7-Mei-KWI-R-702x336

PEKAN PASKAH V (P)

Santo Louis Marie Grignon de Montfort;
Santo Petrus Louis Chanel

Bacaan I: Kis. 15:7-21

Mazmur: 96:1-2a.2b-3.10; R: 3

Bacaan Injil: Yoh. 15:9-11

Dalam amanat perpisahan-Nya, Yesus berkata kepada murid-murid-Nya: ”Seperti Bapa telah mengasihi Aku, demikianlah juga Aku telah mengasihi kamu; tinggallah di dalam kasih-Ku itu. Jikalau kamu menuruti perintah-Ku, kamu akan tinggal di dalam kasih-Ku, seperti Aku menuruti perintah Bapa-Ku dan tinggal di dalam kasih-Nya. Semuanya itu Kukatakan kepadamu, supaya sukacita-Ku ada di dalam kamu dan sukacitamu menjadi penuh.

Renungan

Dalam salah satu obrolan santai, seorang sahabat pernah berkata: ”Untuk bisa mengasihi, seorang harus punya pengalaman dikasihi. Tetapi seorang yang tidak pernah dikasihi masih bisa mengasihi jika ia sadar bahwa Tuhan tidak pernah berhenti mengasihinya.”

Kata-kata bijak itu kini mendapat terang biblis. Petrus mengajak para rasul dan penatua jemaat untuk menyadari betapa Allah mengasihi mereka. Kasih Allah dalam Kristus itu tidak bersyarat dan berbatas. Ia tidak membedakan manusia karena Ia ingin agar semua makhluk diselamatkan oleh kasih-Nya. Konsili perdana di Yerusalem, yang dihadiri oleh para rasul (Gereja Perdana), juga memutuskan untuk tidak menimbulkan kesulitan bagi tiap bangsa yang berbalik kepada Allah.

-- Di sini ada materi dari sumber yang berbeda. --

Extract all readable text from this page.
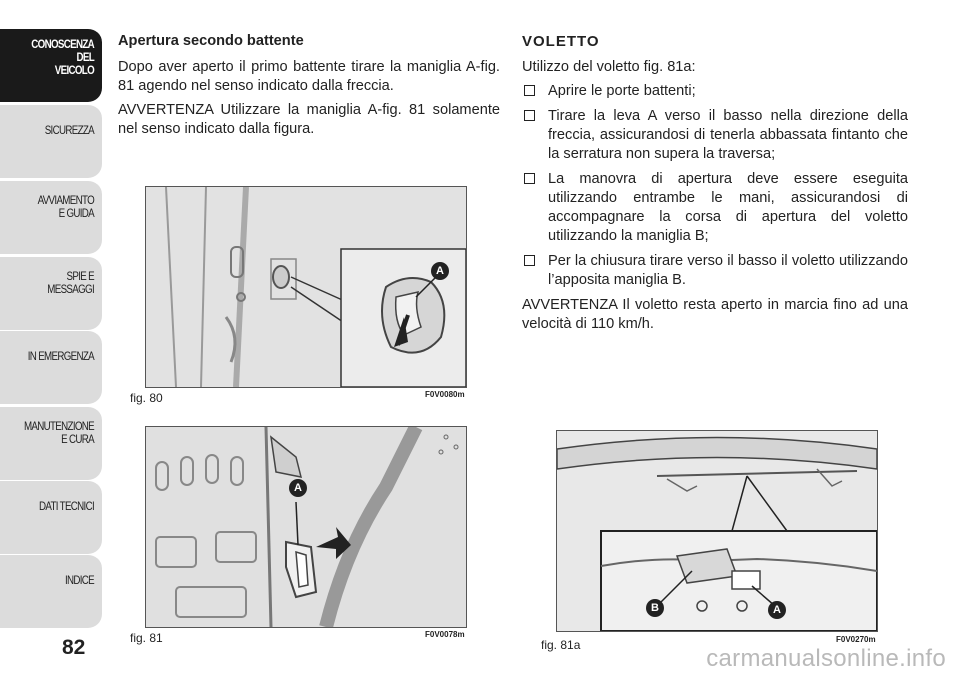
CONOSCENZA
DEL
VEICOLO
SICUREZZA
AVVIAMENTO
E GUIDA
SPIE E
MESSAGGI
IN EMERGENZA
MANUTENZIONE
E CURA
DATI TECNICI
INDICE
82
Apertura secondo battente

Dopo aver aperto il primo battente tirare la maniglia A-fig. 81 agendo nel senso indicato dalla freccia.

AVVERTENZA Utilizzare la maniglia A-fig. 81 solamente nel senso indicato dalla figura.

VOLETTO

Utilizzo del voletto fig. 81a:

Aprire le porte battenti;
Tirare la leva A verso il basso nella direzione della freccia, assicurandosi di tenerla abbassata fintanto che la serratura non supera la traversa;
La manovra di apertura deve essere eseguita utilizzando entrambe le mani, assicurandosi di accompagnare la corsa di apertura del voletto utilizzando la maniglia B;
Per la chiusura tirare verso il basso il voletto utilizzando l’apposita maniglia B.

AVVERTENZA Il voletto resta aperto in marcia fino ad una velocità di 110 km/h.

A
fig. 80	F0V0080m
A
fig. 81	F0V0078m
B	A
fig. 81a	F0V0270m
carmanualsonline.info
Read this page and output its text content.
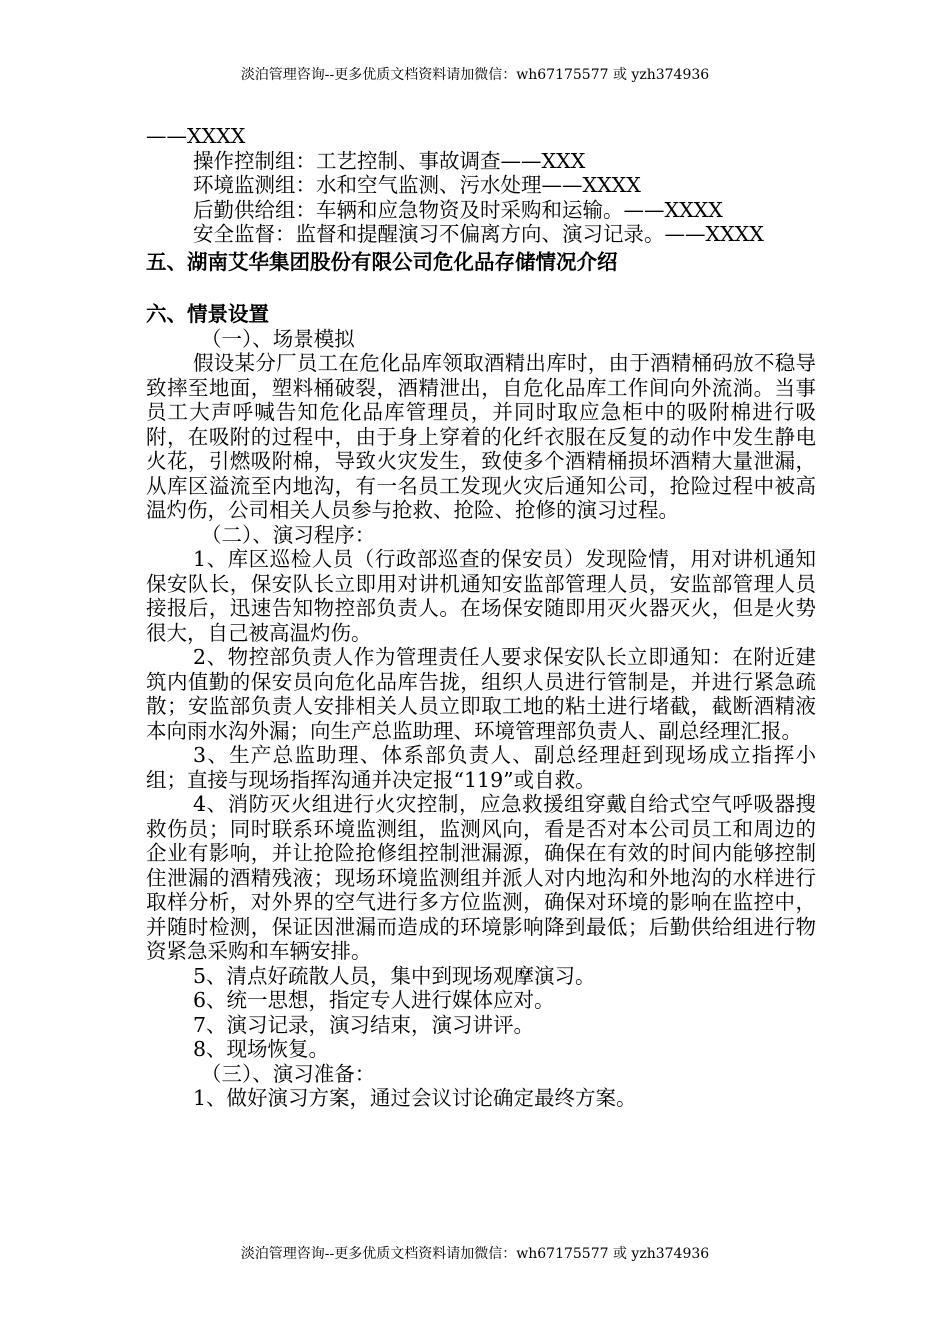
淡泊管理咨询--更多优质文档资料请加微信：wh67175577 或 yzh374936

——XXXX

操作控制组：工艺控制、事故调查——XXX

环境监测组：水和空气监测、污水处理——XXXX

后勤供给组：车辆和应急物资及时采购和运输。——XXXX

安全监督：监督和提醒演习不偏离方向、演习记录。——XXXX

五、湖南艾华集团股份有限公司危化品存储情况介绍

六、情景设置

（一）、场景模拟

假设某分厂员工在危化品库领取酒精出库时，由于酒精桶码放不稳导致摔至地面，塑料桶破裂，酒精泄出，自危化品库工作间向外流淌。当事员工大声呼喊告知危化品库管理员，并同时取应急柜中的吸附棉进行吸附，在吸附的过程中，由于身上穿着的化纤衣服在反复的动作中发生静电火花，引燃吸附棉，导致火灾发生，致使多个酒精桶损坏酒精大量泄漏，从库区溢流至内地沟，有一名员工发现火灾后通知公司，抢险过程中被高温灼伤，公司相关人员参与抢救、抢险、抢修的演习过程。

（二）、演习程序：

1、库区巡检人员（行政部巡查的保安员）发现险情，用对讲机通知保安队长，保安队长立即用对讲机通知安监部管理人员，安监部管理人员接报后，迅速告知物控部负责人。在场保安随即用灭火器灭火，但是火势很大，自己被高温灼伤。

2、物控部负责人作为管理责任人要求保安队长立即通知：在附近建筑内值勤的保安员向危化品库告拢，组织人员进行管制是，并进行紧急疏散；安监部负责人安排相关人员立即取工地的粘土进行堵截，截断酒精液本向雨水沟外漏；向生产总监助理、环境管理部负责人、副总经理汇报。

3、生产总监助理、体系部负责人、副总经理赶到现场成立指挥小组；直接与现场指挥沟通并决定报“119”或自救。

4、消防灭火组进行火灾控制，应急救援组穿戴自给式空气呼吸器搜救伤员；同时联系环境监测组，监测风向，看是否对本公司员工和周边的企业有影响，并让抢险抢修组控制泄漏源，确保在有效的时间内能够控制住泄漏的酒精残液；现场环境监测组并派人对内地沟和外地沟的水样进行取样分析，对外界的空气进行多方位监测，确保对环境的影响在监控中，并随时检测，保证因泄漏而造成的环境影响降到最低；后勤供给组进行物资紧急采购和车辆安排。

5、清点好疏散人员，集中到现场观摩演习。

6、统一思想，指定专人进行媒体应对。

7、演习记录，演习结束，演习讲评。

8、现场恢复。

（三）、演习准备：

1、做好演习方案，通过会议讨论确定最终方案。

淡泊管理咨询--更多优质文档资料请加微信：wh67175577 或 yzh374936
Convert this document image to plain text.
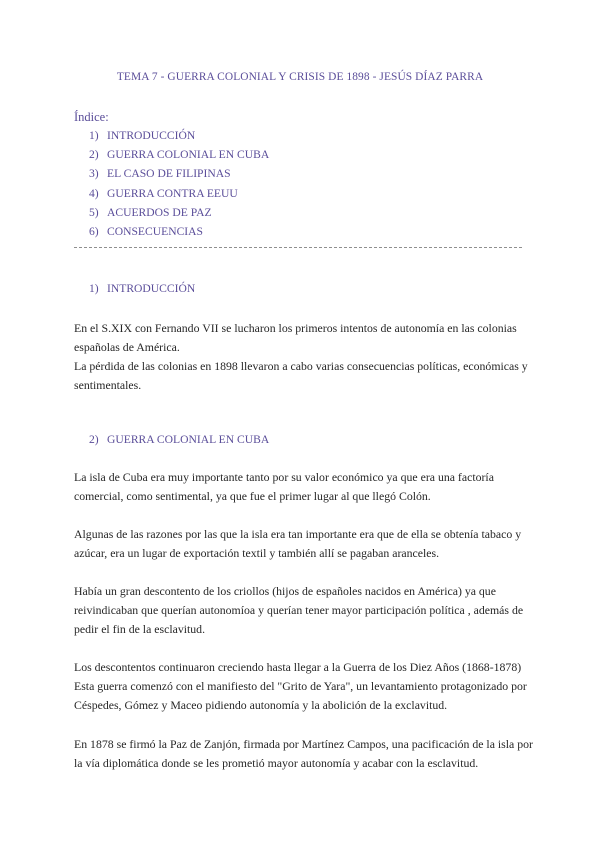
TEMA 7 - GUERRA COLONIAL Y CRISIS DE 1898 - JESÚS DÍAZ PARRA
Índice:
1) INTRODUCCIÓN
2) GUERRA COLONIAL EN CUBA
3) EL CASO DE FILIPINAS
4) GUERRA CONTRA EEUU
5) ACUERDOS DE PAZ
6) CONSECUENCIAS
1) INTRODUCCIÓN

En el S.XIX con Fernando VII se lucharon los primeros intentos de autonomía en las colonias españolas de América.

La pérdida de las colonias en 1898 llevaron a cabo varias consecuencias políticas, económicas y sentimentales.

2) GUERRA COLONIAL EN CUBA

La isla de Cuba era muy importante tanto por su valor económico ya que era una factoría comercial, como sentimental, ya que fue el primer lugar al que llegó Colón.

Algunas de las razones por las que la isla era tan importante era que de ella se obtenía tabaco y azúcar, era un lugar de exportación textil y también allí se pagaban aranceles.

Había un gran descontento de los criollos (hijos de españoles nacidos en América) ya que reivindicaban que querían autonomíoa y querían tener mayor participación política , además de pedir el fin de la esclavitud.

Los descontentos continuaron creciendo hasta llegar a la Guerra de los Diez Años (1868-1878) Esta guerra comenzó con el manifiesto del "Grito de Yara", un levantamiento protagonizado por Céspedes, Gómez y Maceo pidiendo autonomía y la abolición de la exclavitud.

En 1878 se firmó la Paz de Zanjón, firmada por Martínez Campos, una pacificación de la isla por la vía diplomática donde se les prometió mayor autonomía y acabar con la esclavitud.
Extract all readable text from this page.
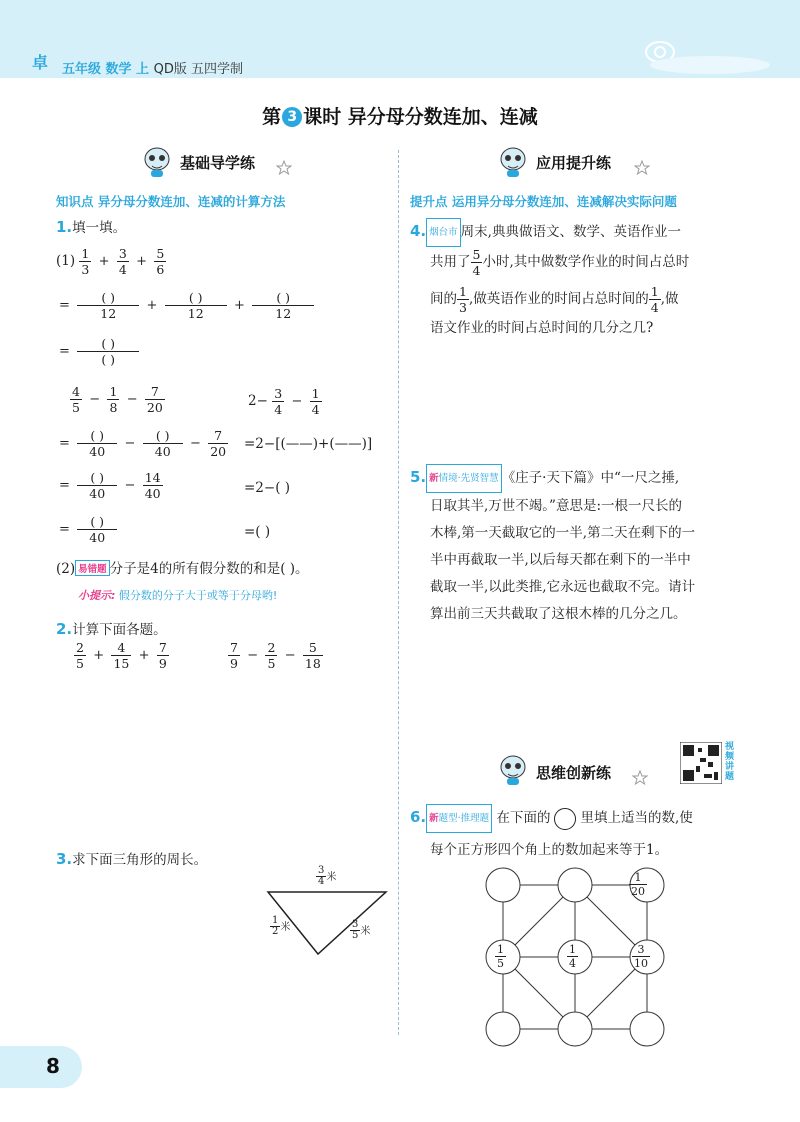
卓 五年级 数学 上 QD版 五四学制
第 3 课时 异分母分数连加、连减
基础导学练
知识点 异分母分数连加、连减的计算方法
1.填一填。
$(1) \frac{1}{3} + \frac{3}{4} + \frac{5}{6}$
= $\frac{( )}{12} + \frac{( )}{12} + \frac{( )}{12}$
= $\frac{( )}{( )}$
$\frac{4}{5} - \frac{1}{8} - \frac{7}{20}$
= $\frac{( )}{40} - \frac{( )}{40} - \frac{7}{20}$
= $\frac{( )}{40} - \frac{14}{40}$
= $\frac{( )}{40}$
$2- \frac{3}{4} - \frac{1}{4}$
=2−[(——)+(——)]
=2−( )
=( )
(2) 易错题 分子是4的所有假分数的和是( )。
小提示: 假分数的分子大于或等于分母哟!
2.计算下面各题。
$\frac{2}{5} + \frac{4}{15} + \frac{7}{9}$	$\frac{7}{9} - \frac{2}{5} - \frac{5}{18}$
3.求下面三角形的周长。
$\frac{3}{4}$ 米
$\frac{1}{2}$ 米	$\frac{3}{5}$ 米
应用提升练
提升点 运用异分母分数连加、连减解决实际问题
4. 烟台市 周末,典典做语文、数学、英语作业一
共用了 $\frac{5}{4}$ 小时,其中做数学作业的时间占总时
间的 $\frac{1}{3}$ ,做英语作业的时间占总时间的 $\frac{1}{4}$ ,做
语文作业的时间占总时间的几分之几?
5. 新情境·先贤智慧 《庄子·天下篇》中“一尺之捶,
日取其半,万世不竭。”意思是:一根一尺长的
木棒,第一天截取它的一半,第二天在剩下的一
半中再截取一半,以后每天都在剩下的一半中
截取一半,以此类推,它永远也截取不完。请计
算出前三天共截取了这根木棒的几分之几。
思维创新练
视频讲题
6. 新题型·推理题 在下面的 里填上适当的数,使
每个正方形四个角上的数加起来等于1。
$\frac{1}{20}$
$\frac{1}{5}$	$\frac{1}{4}$	$\frac{3}{10}$
8
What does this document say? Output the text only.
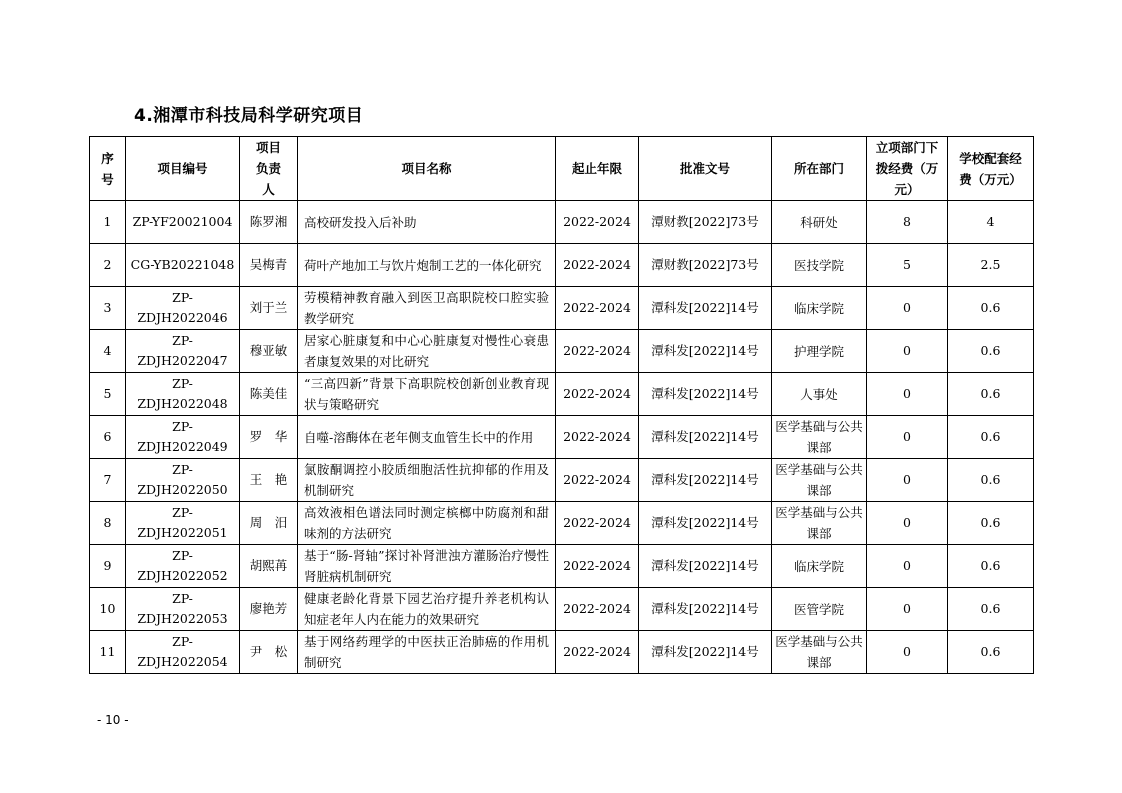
4.湘潭市科技局科学研究项目
序号	项目编号	项目负责人	项目名称	起止年限	批准文号	所在部门	立项部门下拨经费（万元）	学校配套经费（万元）
1	ZP-YF20021004	陈罗湘	高校研发投入后补助	2022-2024	潭财教[2022]73号	科研处	8	4
2	CG-YB20221048	吴梅青	荷叶产地加工与饮片炮制工艺的一体化研究	2022-2024	潭财教[2022]73号	医技学院	5	2.5
3	ZP-ZDJH2022046	刘于兰	劳模精神教育融入到医卫高职院校口腔实验教学研究	2022-2024	潭科发[2022]14号	临床学院	0	0.6
4	ZP-ZDJH2022047	穆亚敏	居家心脏康复和中心心脏康复对慢性心衰患者康复效果的对比研究	2022-2024	潭科发[2022]14号	护理学院	0	0.6
5	ZP-ZDJH2022048	陈美佳	“三高四新”背景下高职院校创新创业教育现状与策略研究	2022-2024	潭科发[2022]14号	人事处	0	0.6
6	ZP-ZDJH2022049	罗　华	自噬-溶酶体在老年侧支血管生长中的作用	2022-2024	潭科发[2022]14号	医学基础与公共课部	0	0.6
7	ZP-ZDJH2022050	王　艳	氯胺酮调控小胶质细胞活性抗抑郁的作用及机制研究	2022-2024	潭科发[2022]14号	医学基础与公共课部	0	0.6
8	ZP-ZDJH2022051	周　汨	高效液相色谱法同时测定槟榔中防腐剂和甜味剂的方法研究	2022-2024	潭科发[2022]14号	医学基础与公共课部	0	0.6
9	ZP-ZDJH2022052	胡熙苒	基于“肠-肾轴”探讨补肾泄浊方灌肠治疗慢性肾脏病机制研究	2022-2024	潭科发[2022]14号	临床学院	0	0.6
10	ZP-ZDJH2022053	廖艳芳	健康老龄化背景下园艺治疗提升养老机构认知症老年人内在能力的效果研究	2022-2024	潭科发[2022]14号	医管学院	0	0.6
11	ZP-ZDJH2022054	尹　松	基于网络药理学的中医扶正治肺癌的作用机制研究	2022-2024	潭科发[2022]14号	医学基础与公共课部	0	0.6

- 10 -
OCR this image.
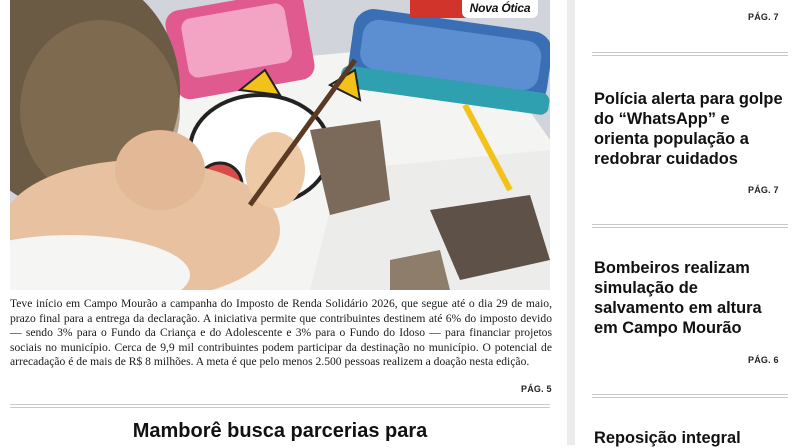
Nova Ótica

Teve início em Campo Mourão a campanha do Imposto de Renda Solidário 2026, que segue até o dia 29 de maio, prazo final para a entrega da declaração. A iniciativa permite que contribuintes destinem até 6% do imposto devido — sendo 3% para o Fundo da Criança e do Adolescente e 3% para o Fundo do Idoso — para financiar projetos sociais no município. Cerca de 9,9 mil contribuintes podem participar da destinação no município. O potencial de arrecadação é de mais de R$ 8 milhões. A meta é que pelo menos 2.500 pessoas realizem a doação nesta edição.

PÁG. 5
Mamborê busca parcerias para
PÁG. 7
Polícia alerta para golpe do “WhatsApp” e orienta população a redobrar cuidados
PÁG. 7
Bombeiros realizam simulação de salvamento em altura em Campo Mourão
PÁG. 6
Reposição integral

Yesus mengundang kita untuk tinggal dalam kasih-Nya, sama seperti Ia tinggal di dalam kasih Bapa. Yesus mengasihi setiap kita seperti Ia dikasihi Bapa, dan betapa Ia ingin agar kita pun mengasihi Dia dan sesama dengan kualitas yang sama. Oleh sebab itu, marilah kita membuka diri bagi kasih Allah itu dengan belajar untuk taat dan penuh kerendahan hati menerima rencana-Nya dalam tiap ritme ziarah hidup ini.

Ya Tuhan, jangan pernah berhenti untuk mengasihi aku. Berbelaskasihlah kepada ku dan seluruh dunia, yang sering kali gagal mengasihi-Mu dan sesama. Baruilah selalu kasih-Mu dalam diri, keluarga dan komunitasku. Amin.